Rejang Lebong, mediabengkulu.co – Bupati Rejang Lebong, M. Fikri Thobari, mengeluarkan imbauan kepada seluruh organisasi perangkat daerah, sekolah, dan lembaga terkait.
Untuk meningkatkan kewaspadaan terhadap upaya penipuan atau oknum-oknum yang mengatasnamakan dirinya.
Pihaknya tidak pernah memberikan instruksi pembelian foto, kalender, atau barang lainnya yang mengatasnamakan bupati maupun Pemerintah Kabupaten Rejang Lebong.
“Kami tidak pernah memberikan perintah atau instruksi semacam itu,” tegas Fikri Senin (28/4/2025).

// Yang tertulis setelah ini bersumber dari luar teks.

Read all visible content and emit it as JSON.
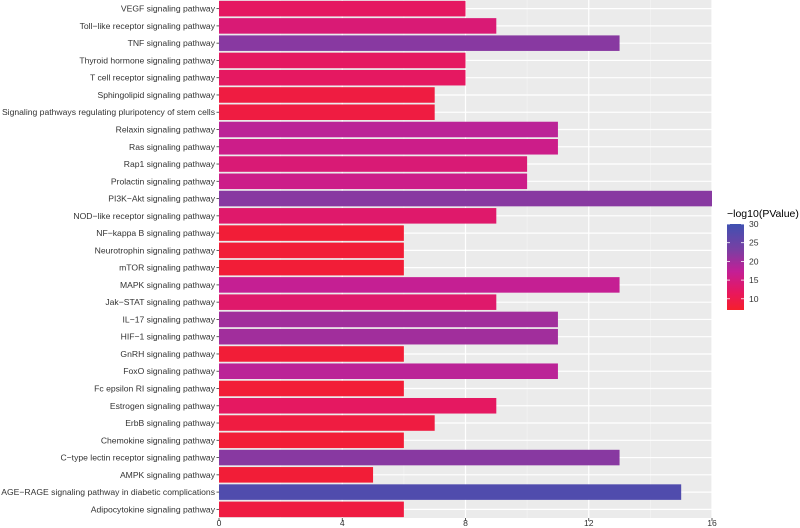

Bupati menekankan bahwa segala tindakan yang mengatasnamakan dirinya untuk kepentingan pribadi merupakan tanggung jawab individu yang bersangkutan di hadapan hukum.
“Jika kemudian hari terjadi masalah hukum akibat tindakan tersebut. Maka kami tegaskan bahwa itu sepenuhnya menjadi tanggung jawab individu yang bersangkutan,” ujar Fikri.

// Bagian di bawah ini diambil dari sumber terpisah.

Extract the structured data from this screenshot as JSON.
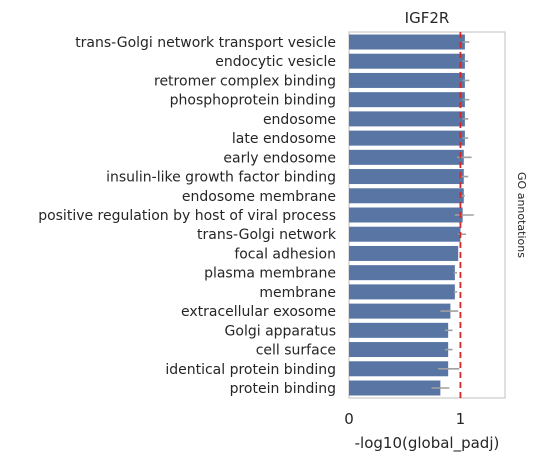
{
  "chart_data": {
    "type": "bar",
    "orientation": "horizontal",
    "title": "IGF2R",
    "xlabel": "-log10(global_padj)",
    "ylabel": "",
    "side_label": "GO annotations",
    "xlim": [
      0,
      1.4
    ],
    "xticks": [
      "0",
      "1"
    ],
    "grid": false,
    "reference_line": {
      "x": 1,
      "style": "dashed",
      "color": "#d62728"
    },
    "bar_color": "#5875a4",
    "errorbar_color": "#a0a0a0",
    "categories": [
      "trans-Golgi network transport vesicle",
      "endocytic vesicle",
      "retromer complex binding",
      "phosphoprotein binding",
      "endosome",
      "late endosome",
      "early endosome",
      "insulin-like growth factor binding",
      "endosome membrane",
      "positive regulation by host of viral process",
      "trans-Golgi network",
      "focal adhesion",
      "plasma membrane",
      "membrane",
      "extracellular exosome",
      "Golgi apparatus",
      "cell surface",
      "identical protein binding",
      "protein binding"
    ],
    "values": [
      1.04,
      1.04,
      1.04,
      1.04,
      1.04,
      1.04,
      1.03,
      1.03,
      1.03,
      1.02,
      1.0,
      0.98,
      0.95,
      0.95,
      0.91,
      0.89,
      0.89,
      0.89,
      0.82
    ],
    "error_low": [
      1.02,
      1.02,
      1.02,
      1.02,
      1.02,
      1.02,
      0.97,
      1.0,
      1.01,
      0.95,
      0.98,
      0.98,
      0.94,
      0.94,
      0.82,
      0.86,
      0.86,
      0.8,
      0.74
    ],
    "error_high": [
      1.08,
      1.07,
      1.08,
      1.08,
      1.07,
      1.07,
      1.1,
      1.07,
      1.04,
      1.12,
      1.05,
      0.98,
      0.97,
      0.97,
      0.98,
      0.93,
      0.93,
      0.99,
      0.9
    ]
  }
}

Bupati juga menginstruksikan kepada seluruh OPD dan instansi untuk selalu melakukan konfirmasi ke pihak resmi apabila menerima permintaan atau informasi yang mencurigakan.
“Langkah ini penting untuk mencegah kerugian materiil maupun menjaga nama baik Pemerintah Kabupaten Rejang Lebong,” kata Fikri
Sebelumnya beredar informasi sejumlah oknum yang mengaku wartawan dan tim sukses bupati menawarkan dan menjual foto bupati dan wakil bupati ke berbagai sekolah, OPD, dan BUMD.
Para oknum tersebut mengatakan telah mendapat rekomendasi resmi dari pemerintah daerah.
Akibat modus tersebut, beberapa instansi terpaksa membeli beberapa pasang foto dari orang yang berbeda-beda.